Insight

Turnarounds — the work of teaching

 

Fire the principal. Sack the teachers. Raise the bar. Bring in a charter. Close it down.

These “solutions” to chronically low-performing schools are all found in the guidelines for winning a piece of Race to the Top, the $4 billion pot of federal dollars intended to drive educational change and improvement across the country.

Consultants and management gurus are coming out of the woodwork, offering drastic transformation solutions like these and promising results-or-else, in exchange for a chunk of that federal change.

But many of their solutions are disheartening — not for their promises or their fervor, but for what they leave out of their prescriptions: teacher input.

Fixing the real problems

“The Japanese have a famous saying: ‘Fix the problem, not the blame,’’ writes Peter A. Paul, a former New York City teacher and co-author of “The Power of Teacher Networks” (Corwin Press, 2009).

“This is especially true for [schools in] disadvantaged, lower socioeconomic neighborhoods,” Paul says. “Rather than saddling such schools with ever-higher bars of standardized ‘expectations’ ... and subsequent penalties for failure to meet those expectations, we must focus on fixing the real problems: teacher isolationism, lack of meaningful support and intellectual opportunities, and an almost complete absence of teachers’ voice in education policy.”

Paul and lead author Ellen Meyers have led groups of teachers in New York and across the country in identifying difficult problems in their schools and proposing solutions.
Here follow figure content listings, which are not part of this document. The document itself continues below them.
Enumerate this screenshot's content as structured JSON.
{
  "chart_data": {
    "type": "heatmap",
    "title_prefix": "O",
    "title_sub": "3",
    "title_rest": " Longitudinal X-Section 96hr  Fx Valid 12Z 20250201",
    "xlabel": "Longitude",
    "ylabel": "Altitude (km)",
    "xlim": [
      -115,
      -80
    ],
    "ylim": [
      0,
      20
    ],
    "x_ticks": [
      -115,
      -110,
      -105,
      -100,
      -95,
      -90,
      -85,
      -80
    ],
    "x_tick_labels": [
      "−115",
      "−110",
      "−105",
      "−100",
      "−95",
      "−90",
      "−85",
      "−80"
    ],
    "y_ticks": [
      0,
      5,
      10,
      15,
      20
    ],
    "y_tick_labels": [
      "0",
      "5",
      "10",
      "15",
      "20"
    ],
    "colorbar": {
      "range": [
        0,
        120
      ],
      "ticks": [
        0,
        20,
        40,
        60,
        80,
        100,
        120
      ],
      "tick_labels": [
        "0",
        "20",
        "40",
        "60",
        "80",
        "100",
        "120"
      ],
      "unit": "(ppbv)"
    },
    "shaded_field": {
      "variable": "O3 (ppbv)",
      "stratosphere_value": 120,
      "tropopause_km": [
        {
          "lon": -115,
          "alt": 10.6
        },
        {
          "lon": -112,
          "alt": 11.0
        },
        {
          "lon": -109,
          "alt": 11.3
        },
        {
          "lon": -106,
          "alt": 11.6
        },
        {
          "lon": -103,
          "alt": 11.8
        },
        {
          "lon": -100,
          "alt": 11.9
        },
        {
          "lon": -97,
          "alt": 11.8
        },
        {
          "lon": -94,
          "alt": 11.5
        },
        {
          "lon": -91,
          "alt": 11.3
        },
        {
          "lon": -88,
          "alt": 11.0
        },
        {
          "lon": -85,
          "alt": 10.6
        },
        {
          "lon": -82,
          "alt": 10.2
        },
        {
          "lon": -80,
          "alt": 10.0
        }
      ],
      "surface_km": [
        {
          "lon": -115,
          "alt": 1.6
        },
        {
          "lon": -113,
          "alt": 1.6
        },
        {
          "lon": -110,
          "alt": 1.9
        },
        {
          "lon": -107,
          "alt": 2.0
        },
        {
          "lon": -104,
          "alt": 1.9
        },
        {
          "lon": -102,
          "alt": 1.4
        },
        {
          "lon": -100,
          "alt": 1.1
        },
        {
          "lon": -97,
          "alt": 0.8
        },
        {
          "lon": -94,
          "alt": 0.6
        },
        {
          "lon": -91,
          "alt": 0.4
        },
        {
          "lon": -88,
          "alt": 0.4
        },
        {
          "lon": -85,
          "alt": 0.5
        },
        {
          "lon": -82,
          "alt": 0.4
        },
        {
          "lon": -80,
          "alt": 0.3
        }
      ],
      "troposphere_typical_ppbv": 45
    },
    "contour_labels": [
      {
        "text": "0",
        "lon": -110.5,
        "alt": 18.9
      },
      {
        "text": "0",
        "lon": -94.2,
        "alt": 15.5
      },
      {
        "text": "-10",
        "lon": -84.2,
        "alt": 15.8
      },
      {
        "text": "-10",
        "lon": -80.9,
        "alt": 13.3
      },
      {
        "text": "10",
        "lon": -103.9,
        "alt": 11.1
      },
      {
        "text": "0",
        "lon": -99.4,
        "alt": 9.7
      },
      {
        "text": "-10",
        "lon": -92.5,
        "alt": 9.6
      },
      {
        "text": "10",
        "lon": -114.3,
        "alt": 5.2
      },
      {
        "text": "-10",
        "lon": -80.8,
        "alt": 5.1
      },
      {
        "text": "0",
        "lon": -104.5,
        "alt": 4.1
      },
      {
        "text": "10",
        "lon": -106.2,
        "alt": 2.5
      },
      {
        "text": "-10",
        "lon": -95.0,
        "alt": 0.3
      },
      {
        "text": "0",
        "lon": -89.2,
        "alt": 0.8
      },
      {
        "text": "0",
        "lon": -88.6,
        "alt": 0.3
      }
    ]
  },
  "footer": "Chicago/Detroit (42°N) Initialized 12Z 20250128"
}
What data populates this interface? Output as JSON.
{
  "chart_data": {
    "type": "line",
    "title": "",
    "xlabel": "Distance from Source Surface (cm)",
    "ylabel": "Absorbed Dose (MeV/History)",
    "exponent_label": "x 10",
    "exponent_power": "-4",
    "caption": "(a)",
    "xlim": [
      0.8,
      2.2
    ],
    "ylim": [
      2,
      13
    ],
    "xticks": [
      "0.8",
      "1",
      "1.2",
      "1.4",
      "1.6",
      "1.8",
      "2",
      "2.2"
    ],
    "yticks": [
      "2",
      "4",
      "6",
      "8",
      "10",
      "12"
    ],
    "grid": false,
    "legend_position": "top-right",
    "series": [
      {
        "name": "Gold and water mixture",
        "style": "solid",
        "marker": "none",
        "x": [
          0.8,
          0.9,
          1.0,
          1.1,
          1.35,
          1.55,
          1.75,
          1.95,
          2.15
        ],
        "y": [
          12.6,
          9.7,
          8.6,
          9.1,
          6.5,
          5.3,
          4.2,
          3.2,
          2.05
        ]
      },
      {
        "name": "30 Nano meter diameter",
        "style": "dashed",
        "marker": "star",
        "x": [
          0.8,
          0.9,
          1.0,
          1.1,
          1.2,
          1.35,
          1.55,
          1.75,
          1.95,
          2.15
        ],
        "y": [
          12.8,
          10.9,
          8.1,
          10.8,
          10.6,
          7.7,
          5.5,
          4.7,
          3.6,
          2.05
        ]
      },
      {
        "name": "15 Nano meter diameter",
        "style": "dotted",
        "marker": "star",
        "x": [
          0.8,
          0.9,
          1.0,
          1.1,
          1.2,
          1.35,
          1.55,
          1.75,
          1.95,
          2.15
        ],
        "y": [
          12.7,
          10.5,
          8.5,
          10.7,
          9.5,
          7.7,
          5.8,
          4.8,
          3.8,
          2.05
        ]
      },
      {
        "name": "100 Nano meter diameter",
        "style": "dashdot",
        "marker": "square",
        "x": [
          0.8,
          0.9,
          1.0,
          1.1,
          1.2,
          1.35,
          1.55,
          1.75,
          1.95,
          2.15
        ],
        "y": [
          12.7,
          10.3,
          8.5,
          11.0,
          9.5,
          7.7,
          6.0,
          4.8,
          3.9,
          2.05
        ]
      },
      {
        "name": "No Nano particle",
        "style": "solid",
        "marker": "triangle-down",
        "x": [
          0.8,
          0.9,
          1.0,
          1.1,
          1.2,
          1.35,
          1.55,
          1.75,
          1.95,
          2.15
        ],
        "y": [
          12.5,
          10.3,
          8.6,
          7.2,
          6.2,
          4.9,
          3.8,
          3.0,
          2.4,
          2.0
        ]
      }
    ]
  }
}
From how to change the way English language learners are tested to how to advise a young mother wanting to transfer to a GED program, these teachers struggle with ways to make their schools work for their students.

Their voices are real and their solutions seem insightful. But what emerges from these teachers’ accounts is that they are left out of school turnarounds in their own schools. The potential power of teachers to change the school is not harnessed.

“There was no history of teachers being invited to the table to express concerns, problems and offer ideas,” one New York City teacher wrote about her school, then in its third year of restructuring. “The restructuring that was done was planned and decided at the central office. ... [Yet] 70 percent of the teachers were at the school for more than five years. Teachers were very aware of the lack of progress on standardized tests. Among themselves they talked about why students were not improving,” she recounts. “Why are central education offices reluctant to involve teachers in the planning and restructuring of failing schools?”

They’ve got ideas

It’s not that involving teachers would be nice. It’s that the evidence suggests it works.

A new evaluation of a school turnaround program called Strategic Learning Initiatives (SLI) in Chicago showed schools can greatly improve outcomes for their students while keeping the current staff.

SLI, a nonprofit group, does not come into a school unless 80 percent of the faculty votes to adopt the model. Once it does, SLI describes a “process more than a program” where the school’s leadership becomes shared among the teachers and the principal, and the whole staff focuses tightly on improved instruction, formative assessments and continuous review of curriculum.

“We ask the teachers what they’d like and what would help them move ahead with their specific children,” SLI President John Simmons told Education Week in an interview that ran in its Jan. 6 issue. “They’ve got ideas and guess what, those ideas are exactly what a lot of people are talking about — differentiated instruction, professional learning communities, critical thinking, looking at student work. … So we say, ‘All right, where should we start?’ The power is always in their hands.”

Evidence that it works

Student results from Chicago’s 10 SLI schools are impressive. According to an evaluation by the Washington, D.C.-based American Institutes for Research, eight of the 10 schools improved student reading scores at greatly accelerated rates, clearly outpacing a group of matched, non-SLI schools.

But it’s not by just focusing on test-taking skills that SLI gets these results. Instead, coaches, who are experienced classroom teachers, work on issues in the school building and in classrooms. The school’s teachers and staff take the lead in discussing what works and what doesn’t and making necessary changes — both in their classrooms and schoolwide.

Because it doesn’t dismantle and restart the school, the SLI model is much less expensive, about 20 percent of the cost of more drastic school transformations.

“What we have discovered is that there is a huge reservoir of teachers and principals out there who are called ‘failing’ but in fact have great potential for improving and no one realized it. …Our expectations were too low of these people and these buildings,” Simmons told Ed Week.

This capacity-building approach to helping struggling schools has a solid history in New York as well as Chicago. The Chancellor’s District, jointly developed by the UFT and the Department of Education in the late 1990s, brought in resources and a similar coaching model — the UFT Teacher Centers — and succeeded in getting dozens of schools off the state’s “low-performing” lists. (The district was disbanded by Chancellor Klein when he first arrived.)

Recipe for success

Of course, there is no silver bullet for troubled schools. Many changes must take place along with improved teaching and learning.

But the formulas being touted in Washington — wholesale replacement of staff, obsessive attention to test results, merit pay or bringing in outside managers — have no track record. What worked in Chicago, according to those who are intimately familiar with that city’s schools, was encour­aging the existing staffs to grow and to take on responsibility for the school, and making sure everyone involved with the school was working together to solve problems.

Bypassing that work will mean inevitable failure.